# Which colors fit the types best



## yellowtoccata (Jun 17, 2015)

Do any of us have synesthesia? I know that for me the letters themselves have colors!


----------



## The Dude (May 20, 2010)

My thoughts...

ENTP= Pale Blue… inspires creativity and the freedom to break free. 
ENFP= Lime Green… inspires youthfulness, naivety and playfulness. 
INTP = Golden Yellow… represents the loner with an intense curiosity and interest in investigating the finer details of its interests. 
INFP = Aqua… It is creative and light-hearted, yet strong and individual. 
ESTP= Scarlet… is a little less intense and more fun-loving than true red (which represents energy, passion, action, ambition and determination), tempered with a degree of defiance. 
ESFP = Lilac…is extroverted and enthusiastic, inspiring glamour, romance and vanity.
ISTP = Tan… straightforward, uncomplicated and natural. 
ISFP = Light Brown… is friendly and approachable, sincere, honest, and genuine. 
ESTJ = Dark Gray… is conventional and constrained. It is serious and solemn, inflexible and strict.
ESFJ = Peach… represents great communication and conversation, and inspires good manners and putting people at ease. 
ISTJ = Beige…is practical and reliable, conservative, constant, unchanging and loyal. 
ISFJ = Fuchsia… inspires confidence, assurance and maturity, a more responsible and controlled nurturing and love.
ENTJ = Burgundy… indicates controlled power, determined ambition and dignified action. 
ENFJ = Sky Blue… inspires selfless love and fidelity. It is non-threatening and promotes a helpful nature that can overcome all obstacles. It is the universal healer. 
INTJ = Dark Blue… knowledge, power, and integrity.
INFJ = Silver… is fluid, emotional, sensitive and mysterious.

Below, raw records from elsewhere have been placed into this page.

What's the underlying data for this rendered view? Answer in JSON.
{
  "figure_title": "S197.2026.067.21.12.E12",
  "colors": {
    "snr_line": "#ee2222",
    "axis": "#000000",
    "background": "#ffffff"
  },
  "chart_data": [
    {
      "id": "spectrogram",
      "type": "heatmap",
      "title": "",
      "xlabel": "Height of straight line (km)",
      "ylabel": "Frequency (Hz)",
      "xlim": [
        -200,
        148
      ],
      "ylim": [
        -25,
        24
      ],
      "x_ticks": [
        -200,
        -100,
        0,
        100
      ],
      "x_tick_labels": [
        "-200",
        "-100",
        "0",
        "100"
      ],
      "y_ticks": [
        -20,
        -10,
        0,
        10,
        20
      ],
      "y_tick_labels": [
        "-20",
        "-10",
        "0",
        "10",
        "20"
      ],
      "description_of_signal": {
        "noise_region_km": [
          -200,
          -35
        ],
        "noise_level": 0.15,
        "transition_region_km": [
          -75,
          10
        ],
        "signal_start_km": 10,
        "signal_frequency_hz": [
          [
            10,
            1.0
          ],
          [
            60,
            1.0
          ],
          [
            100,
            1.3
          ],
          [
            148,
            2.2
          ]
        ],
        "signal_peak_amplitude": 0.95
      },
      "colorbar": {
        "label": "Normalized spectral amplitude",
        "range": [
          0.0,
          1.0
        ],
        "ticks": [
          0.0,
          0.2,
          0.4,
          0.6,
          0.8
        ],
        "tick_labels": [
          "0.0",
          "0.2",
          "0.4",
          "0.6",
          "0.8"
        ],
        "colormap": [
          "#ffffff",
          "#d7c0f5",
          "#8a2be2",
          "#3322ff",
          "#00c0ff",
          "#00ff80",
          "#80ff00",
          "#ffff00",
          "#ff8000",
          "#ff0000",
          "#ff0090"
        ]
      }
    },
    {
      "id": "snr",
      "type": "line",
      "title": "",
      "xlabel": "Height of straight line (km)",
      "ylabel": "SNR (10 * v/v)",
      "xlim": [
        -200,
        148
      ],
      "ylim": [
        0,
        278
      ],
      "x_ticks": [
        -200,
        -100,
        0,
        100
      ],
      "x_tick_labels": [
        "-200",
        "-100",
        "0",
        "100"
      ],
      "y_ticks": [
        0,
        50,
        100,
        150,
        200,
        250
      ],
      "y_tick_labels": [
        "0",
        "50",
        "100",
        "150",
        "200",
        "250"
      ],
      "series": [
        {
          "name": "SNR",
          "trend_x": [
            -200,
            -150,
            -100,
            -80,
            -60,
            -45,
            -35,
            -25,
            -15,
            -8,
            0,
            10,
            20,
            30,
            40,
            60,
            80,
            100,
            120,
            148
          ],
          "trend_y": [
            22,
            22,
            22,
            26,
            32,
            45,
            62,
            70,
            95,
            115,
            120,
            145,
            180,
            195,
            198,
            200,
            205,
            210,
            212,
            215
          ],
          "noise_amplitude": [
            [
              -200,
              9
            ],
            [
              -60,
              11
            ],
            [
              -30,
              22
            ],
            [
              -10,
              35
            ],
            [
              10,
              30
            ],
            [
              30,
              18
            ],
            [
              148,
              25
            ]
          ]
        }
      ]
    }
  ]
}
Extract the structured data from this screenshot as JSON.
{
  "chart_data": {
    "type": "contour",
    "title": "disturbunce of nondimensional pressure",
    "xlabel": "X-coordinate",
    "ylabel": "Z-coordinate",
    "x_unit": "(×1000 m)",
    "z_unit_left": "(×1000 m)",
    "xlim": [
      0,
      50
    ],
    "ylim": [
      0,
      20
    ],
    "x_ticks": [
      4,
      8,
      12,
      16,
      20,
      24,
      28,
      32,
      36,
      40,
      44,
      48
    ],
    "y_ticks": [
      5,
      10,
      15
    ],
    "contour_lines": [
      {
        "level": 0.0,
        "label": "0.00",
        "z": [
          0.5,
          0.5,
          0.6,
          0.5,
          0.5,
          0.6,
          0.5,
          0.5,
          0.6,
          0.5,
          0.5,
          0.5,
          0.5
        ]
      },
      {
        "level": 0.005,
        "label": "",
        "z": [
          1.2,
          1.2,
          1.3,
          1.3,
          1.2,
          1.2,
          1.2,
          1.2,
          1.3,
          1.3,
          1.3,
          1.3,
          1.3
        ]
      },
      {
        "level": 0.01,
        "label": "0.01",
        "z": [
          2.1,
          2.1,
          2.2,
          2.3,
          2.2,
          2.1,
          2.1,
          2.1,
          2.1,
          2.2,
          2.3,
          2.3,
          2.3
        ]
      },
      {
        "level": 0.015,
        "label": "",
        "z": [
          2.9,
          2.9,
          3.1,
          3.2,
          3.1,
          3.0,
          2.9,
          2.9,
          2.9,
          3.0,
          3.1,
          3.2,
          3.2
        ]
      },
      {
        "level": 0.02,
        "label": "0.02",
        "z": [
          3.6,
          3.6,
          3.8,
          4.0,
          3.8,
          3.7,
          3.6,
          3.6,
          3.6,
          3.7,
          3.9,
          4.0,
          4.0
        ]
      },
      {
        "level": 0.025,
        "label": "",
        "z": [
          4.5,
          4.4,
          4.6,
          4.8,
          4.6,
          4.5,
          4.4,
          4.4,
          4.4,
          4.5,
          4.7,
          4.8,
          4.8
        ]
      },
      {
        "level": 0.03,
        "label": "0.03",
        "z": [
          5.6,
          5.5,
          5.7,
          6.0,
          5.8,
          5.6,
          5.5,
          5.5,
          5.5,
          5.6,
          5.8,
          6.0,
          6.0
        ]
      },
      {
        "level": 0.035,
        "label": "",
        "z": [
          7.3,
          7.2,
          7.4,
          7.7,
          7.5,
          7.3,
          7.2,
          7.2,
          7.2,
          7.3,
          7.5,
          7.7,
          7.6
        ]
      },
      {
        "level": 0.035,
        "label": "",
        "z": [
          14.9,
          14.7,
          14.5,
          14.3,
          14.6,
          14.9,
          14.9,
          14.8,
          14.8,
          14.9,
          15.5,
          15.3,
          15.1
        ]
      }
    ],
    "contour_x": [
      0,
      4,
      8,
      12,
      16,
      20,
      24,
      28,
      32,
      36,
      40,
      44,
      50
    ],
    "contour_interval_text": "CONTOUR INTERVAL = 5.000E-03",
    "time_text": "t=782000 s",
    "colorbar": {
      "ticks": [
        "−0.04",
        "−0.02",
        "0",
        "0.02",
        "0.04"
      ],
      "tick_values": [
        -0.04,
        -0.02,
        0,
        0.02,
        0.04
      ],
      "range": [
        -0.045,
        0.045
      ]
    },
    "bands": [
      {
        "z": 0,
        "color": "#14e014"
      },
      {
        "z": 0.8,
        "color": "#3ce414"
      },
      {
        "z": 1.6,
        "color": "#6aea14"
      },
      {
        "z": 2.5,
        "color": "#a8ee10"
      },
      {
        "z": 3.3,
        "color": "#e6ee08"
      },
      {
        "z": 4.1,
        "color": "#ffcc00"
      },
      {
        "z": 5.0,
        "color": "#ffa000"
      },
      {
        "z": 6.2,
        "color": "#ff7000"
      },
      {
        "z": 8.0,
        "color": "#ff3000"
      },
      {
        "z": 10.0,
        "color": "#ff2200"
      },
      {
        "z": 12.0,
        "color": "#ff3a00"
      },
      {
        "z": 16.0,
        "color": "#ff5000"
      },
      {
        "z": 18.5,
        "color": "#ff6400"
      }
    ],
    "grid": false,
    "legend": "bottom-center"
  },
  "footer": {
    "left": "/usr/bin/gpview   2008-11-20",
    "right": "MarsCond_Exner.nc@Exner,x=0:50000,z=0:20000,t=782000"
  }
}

Meaning of Colors in Color Psychology


----------



## Endologic (Feb 14, 2015)

Let me try:

ISTJ: Gray
Cold, boring by itself, can do almost any job (gray fits to almost anything), and doesn't stand out.

ISTP: Brown
Practical, logical, strong, doesn't stand out, but a force to be reckoned with (and it's a darker Orange).

ESTP: Orange
Has the flashy part from the ESFP (yellow) and the dominance of the ENTJ (red).

ESTJ: Red
Between Pink and Orange, Red is both traditional and dominant.

ISFJ: Weaker pink
Basically a weaker ESFJ (let's face it. ISFJs are weaker ESFJs).

ISFP: Teal
Socially similar to the ENFP, but slightly different and darker (to symbolize introversion).

ESFP: Yellow
Flashy, friendly, social, stimulating, sanguine, the color of smileys.

ESFJ: Pink
Feminine, eye-catcher, traditional.

INFJ: Purple (dark)
Prestigious, philosophical, and melancholic.

INFP: Dark Blue
Creative, intellectual and emotionally positive.

ENFP: Light blue
Creative, quirky, witty and social.

ENFJ: Light Purple/Magenta
Has the socialness and affection of Pink (ESFJ), the philosophy and prestige of Purple (INFJ), and the dominance and leadership of Dark Red (ENTJ).

INTJ: Dark Blue
Blue is the color of cool-headedness and competence. The darkness symbolizes the hidden connections INTJs make in their heads.

INTP: Dark, Grayish-Green
The color of Starbucks coffee, because they need coffee to stay awake at night cause they're night owls. Green is also the color of "right answers", which fits, because INTPs are logically the most accurate. The dark doesn't just mean introversion, but also the thinking process that goes on in their heads which is hidden.

ENTP: Light Green
Aesthetically stimulating, intellectual and witty, has variety.

ENTJ: Dark Red
Natural leader, powerful, competent, dominant, and intelligent.


----------



## O_o (Oct 22, 2011)

> Meaning of Colors in Color Psychology


makes you wonder about how this came into place. How universal it might be. I'm actually really curious about this now.


----------



## shazam (Oct 18, 2015)

As an ENTP I love those winey rich colours that kind of shine. If you can imagine the hue of red wine, and apply it to green, purple and blue. That's all you'll see me in. Nothing too bright as I already stand out enough and I don't want to come off as being loud and stupid. I remember I was going to buy a pair of shoes and they didn't have black, so I took a gamble trying on the brightest cream you would ever see on a pair of shoes. I checked myself out in the mirror and thought "oh no" and the shop assistant goes "wow they look good" and I go "yeah if you want to get attacked by a vampire". I was looking for black shoes, he was just trying to make a sale. True story


----------



## Orange_Blossom (Aug 2, 2014)

Very interesting matches!


----------